Again and again the forest has been swept away by fire; but again and again a few aggressive species have retaken speedily the lost territory. In this pioneer reclamation the aspen and the lodge-pole are leaders. The aspen follows the water-courses, running along the muddy places, while the lodge-pole occupies the dry and rocky slope of the burned area. Seen from a distance the aspen groves suggest bright ribbons and pockets on the sombre cloak with which lodge-pole drapes the mountain. And even beneath the trees the contrast between the methods of these two agents of reforestation is marked. The lodge-pole pine is all for business. Its forest floor is swept clean and remains uncarpeted. The aspen groves, on the other hand, seem like the haunts of little women. Here the floor has a carpet of grass gay with columbines, sweet peas, and wild roses. While the aspens and the lodge-poles are still young they begin to shelter the less hardy coniferous seedlings. But sooner or later both the aspens and the lodge-poles themselves are smothered by their nurslings. They then surrender their areas to forest trees that will live to be many times their age.

But that species which is preëminently successful in bringing back the forest to a burned-over area is the lodge-pole pine. It produces seeds each year and commonly hoards them for many years. Its seeds are light, winged, and easily carried by the wind. As they are frequently released by fire, they are sown at the most opportune time, scattered in profusion, and, in windy weather, transported long distances.

Commonly lodge-pole pine holds on to, or hoards, a percentage of the seeds it bears; that is to say, these seeds remain in the cone, and the cone remains on the tree. In some situations it begins to bear at eight years of age, and in most localities by the time it is twelve. Year after year the cones, with their fertile seeds safely enclosed, are borne and cling to the tree. Some of these cones remain unopened from three to nine years. A small percentage of them do not open and distribute their seeds until they have been on the tree from twelve to twenty years, and many of the cones cling to the tree through life.

Under favorable conditions the lodge-pole is a rapidly growing conifer. In a forty-five-year growth near my home, the varied light and soil conditions were so spotted that in a small area marked differences in growth were shown. A few clusters were vigorous, and the trees showed an average diameter of six inches and a height of thirty-four feet. From this the size dropped, and in one group the individuals were less than one inch in diameter and scarcely tall enough to be used as a cane; yet all were forty-five years old.
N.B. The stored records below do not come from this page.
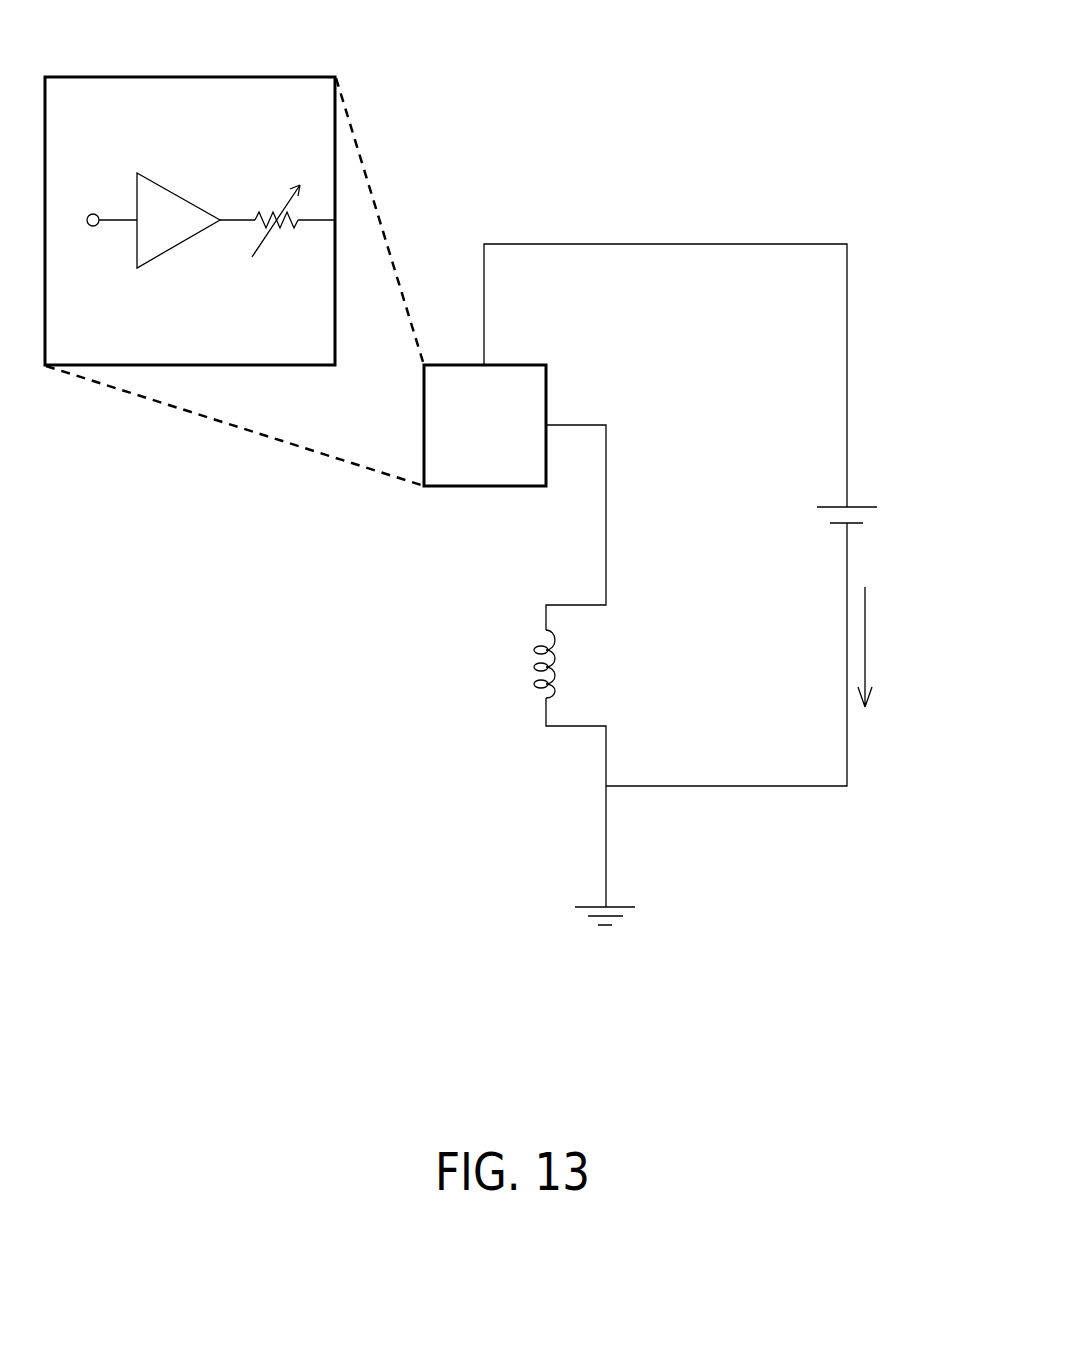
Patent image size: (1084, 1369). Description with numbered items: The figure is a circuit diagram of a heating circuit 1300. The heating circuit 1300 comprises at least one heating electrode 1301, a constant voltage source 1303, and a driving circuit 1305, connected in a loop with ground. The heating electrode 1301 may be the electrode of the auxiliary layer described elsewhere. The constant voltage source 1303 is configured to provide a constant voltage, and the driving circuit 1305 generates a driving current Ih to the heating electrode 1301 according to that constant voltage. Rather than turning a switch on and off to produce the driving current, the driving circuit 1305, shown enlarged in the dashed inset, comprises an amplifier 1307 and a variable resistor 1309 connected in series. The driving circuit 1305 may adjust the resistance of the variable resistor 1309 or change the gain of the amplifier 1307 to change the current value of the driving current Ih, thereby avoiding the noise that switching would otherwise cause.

The heating circuit 1300 is at (703, 141).
The heating electrode 1301 is at (540, 681).
The constant voltage source 1303 is at (866, 503).
The driving circuit 1305 is at (424, 421).
The amplifier 1307 is at (178, 193).
The variable resistor 1309 is at (286, 232).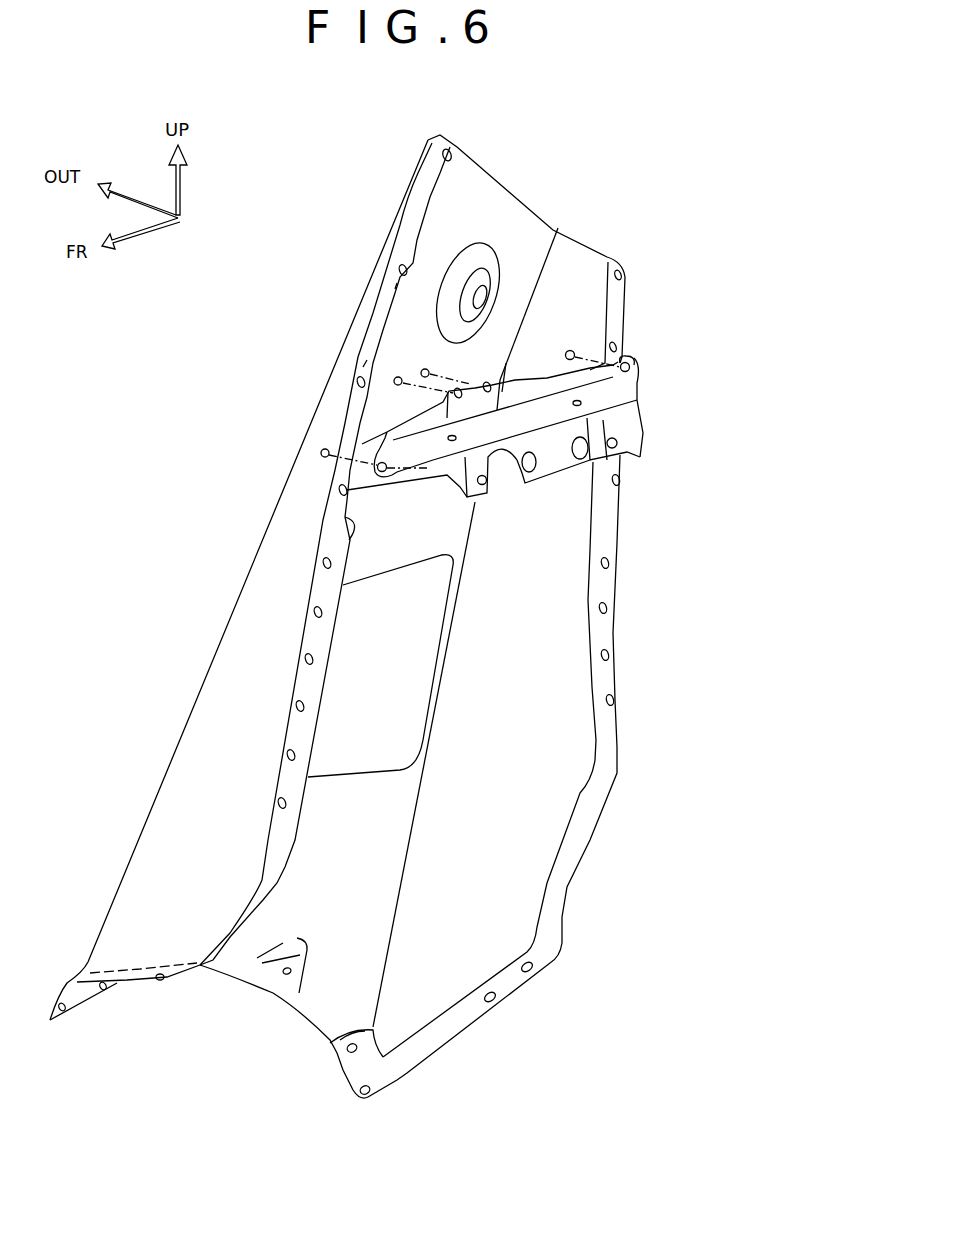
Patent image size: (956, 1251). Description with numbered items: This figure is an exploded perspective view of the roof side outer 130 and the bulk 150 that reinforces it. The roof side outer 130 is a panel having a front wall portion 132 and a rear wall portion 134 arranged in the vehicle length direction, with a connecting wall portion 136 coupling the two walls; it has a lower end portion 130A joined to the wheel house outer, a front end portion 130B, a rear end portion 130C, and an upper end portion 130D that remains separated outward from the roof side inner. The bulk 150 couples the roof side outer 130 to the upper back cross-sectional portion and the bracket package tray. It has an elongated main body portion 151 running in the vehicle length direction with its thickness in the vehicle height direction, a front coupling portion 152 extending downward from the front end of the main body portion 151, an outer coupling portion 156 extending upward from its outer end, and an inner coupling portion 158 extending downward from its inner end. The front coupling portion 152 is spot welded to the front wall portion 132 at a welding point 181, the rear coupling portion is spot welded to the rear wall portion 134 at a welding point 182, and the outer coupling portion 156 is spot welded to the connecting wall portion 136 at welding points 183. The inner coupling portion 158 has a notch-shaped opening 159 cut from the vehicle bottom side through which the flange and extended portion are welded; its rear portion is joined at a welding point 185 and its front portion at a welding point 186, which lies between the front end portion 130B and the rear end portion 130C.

The roof side outer 130 is at (532, 200).
The lower end portion 130A is at (273, 993).
The front end portion 130B is at (300, 655).
The rear end portion 130C is at (615, 628).
The upper end portion 130D is at (553, 230).
The front wall portion 132 is at (268, 572).
The rear wall portion 134 is at (580, 555).
The connecting wall portion 136 is at (378, 882).
The bulk 150 is at (538, 383).
The main body portion 151 is at (553, 395).
The front coupling portion 152 is at (393, 487).
The outer coupling portion 156 is at (488, 382).
The inner coupling portion 158 is at (560, 455).
The opening 159 is at (522, 476).
The welding point 181 is at (320, 453).
The welding point 182 is at (575, 353).
The welding points 183 is at (399, 377).
The welding point 185 is at (618, 440).
The welding point 186 is at (488, 500).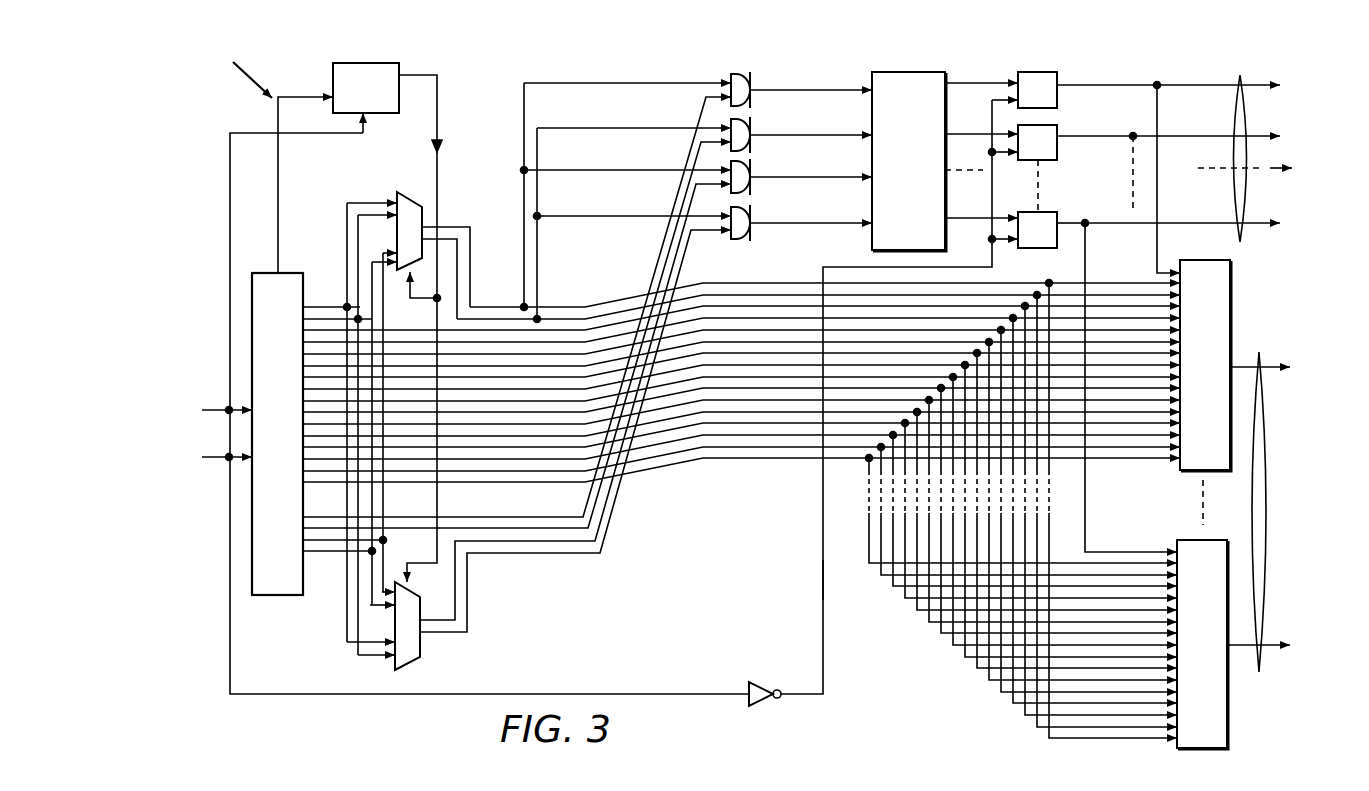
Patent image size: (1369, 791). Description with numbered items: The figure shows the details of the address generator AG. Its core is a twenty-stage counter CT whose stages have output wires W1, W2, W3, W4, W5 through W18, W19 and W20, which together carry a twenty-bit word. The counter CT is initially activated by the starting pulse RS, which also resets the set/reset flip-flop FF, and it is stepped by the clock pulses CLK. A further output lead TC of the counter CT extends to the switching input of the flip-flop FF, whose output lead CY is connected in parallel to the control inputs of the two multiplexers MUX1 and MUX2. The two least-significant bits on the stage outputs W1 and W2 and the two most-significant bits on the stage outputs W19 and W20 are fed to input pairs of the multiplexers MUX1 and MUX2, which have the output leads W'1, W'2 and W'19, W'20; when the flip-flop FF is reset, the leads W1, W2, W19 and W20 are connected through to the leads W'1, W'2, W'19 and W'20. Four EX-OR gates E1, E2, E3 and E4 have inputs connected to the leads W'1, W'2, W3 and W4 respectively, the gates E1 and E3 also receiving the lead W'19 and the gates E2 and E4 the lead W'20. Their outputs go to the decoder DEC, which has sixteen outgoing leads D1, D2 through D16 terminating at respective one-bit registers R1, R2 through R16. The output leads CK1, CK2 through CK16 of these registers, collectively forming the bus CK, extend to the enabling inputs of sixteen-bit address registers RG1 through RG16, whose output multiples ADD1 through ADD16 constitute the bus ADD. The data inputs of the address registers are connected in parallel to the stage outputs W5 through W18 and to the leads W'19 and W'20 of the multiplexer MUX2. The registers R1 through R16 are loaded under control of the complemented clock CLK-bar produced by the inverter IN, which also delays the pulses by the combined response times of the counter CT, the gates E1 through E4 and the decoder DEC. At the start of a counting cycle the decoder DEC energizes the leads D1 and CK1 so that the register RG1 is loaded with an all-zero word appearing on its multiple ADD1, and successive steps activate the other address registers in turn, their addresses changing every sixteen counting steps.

The 20-stage counter CT is at (273, 597).
The starting pulse RS is at (216, 405).
The clock pulses CLK is at (212, 463).
The output lead TC is at (280, 166).
The flip-flop FF is at (399, 92).
The address generator AG is at (243, 70).
The output lead CY is at (438, 97).
The multiplexer MUX2 is at (410, 197).
The multiplexer MUX1 is at (420, 655).
The stage output W20 is at (333, 305).
The stage output W19 is at (316, 317).
The output lead W'20 is at (453, 242).
The output lead W'19 is at (465, 272).
The stage output W18 is at (557, 329).
The stage output W5 is at (548, 485).
The stage output W4 is at (488, 517).
The stage output W3 is at (405, 527).
The stage output W2 is at (332, 542).
The stage output W1 is at (315, 553).
The output lead W'2 is at (575, 402).
The output lead W'1 is at (575, 431).
The EX-OR gate E4 is at (752, 100).
The EX-OR gate E3 is at (752, 145).
The EX-OR gate E2 is at (752, 187).
The EX-OR gate E1 is at (752, 233).
The decoder DEC is at (926, 135).
The outgoing lead D1 is at (968, 79).
The outgoing lead D2 is at (965, 131).
The outgoing lead D16 is at (965, 215).
The 1-bit register R1 is at (1058, 77).
The 1-bit register R2 is at (1057, 150).
The 1-bit register R16 is at (1058, 215).
The output lead CK1 is at (1236, 88).
The output lead CK2 is at (1226, 139).
The output lead CK16 is at (1205, 226).
The bus CK is at (1232, 193).
The 16-bit address register RG1 is at (1231, 292).
The 16-bit address register RG16 is at (1228, 716).
The output multiple ADD1 is at (1285, 369).
The output multiple ADD16 is at (1288, 647).
The bus ADD is at (1268, 540).
The inverter IN is at (760, 679).
The complement of clock pulses CLK-bar is at (822, 558).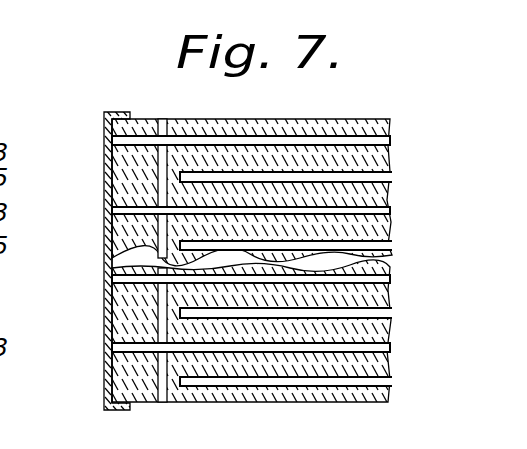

The lodge-pole is not long-lived. The oldest one I ever measured grew upon the slope of Long's Peak. It was three hundred and forty-six years of age, measured twenty-nine inches in diameter, and stood eighty-four feet high. A study of its annual rings showed that at the age of two hundred it was only eleven inches in diameter, with a height of sixty-nine feet. Evidently it had lived two centuries in an overcrowded district. The soil and moisture conditions were good, and apparently in its two hundred and second year a forest fire brought it advantages by sweeping away its crowding, retarding competitors. Its annual ring two hundred and two bore a big fire-scar, and after this age it grew with a marked increase of rapidity over the rate of previous years. A mature lodge-pole of average size and age measures about eighteen inches in diameter and stands sixty feet high, with an age of between one hundred and twenty-five and one hundred and seventy-five years.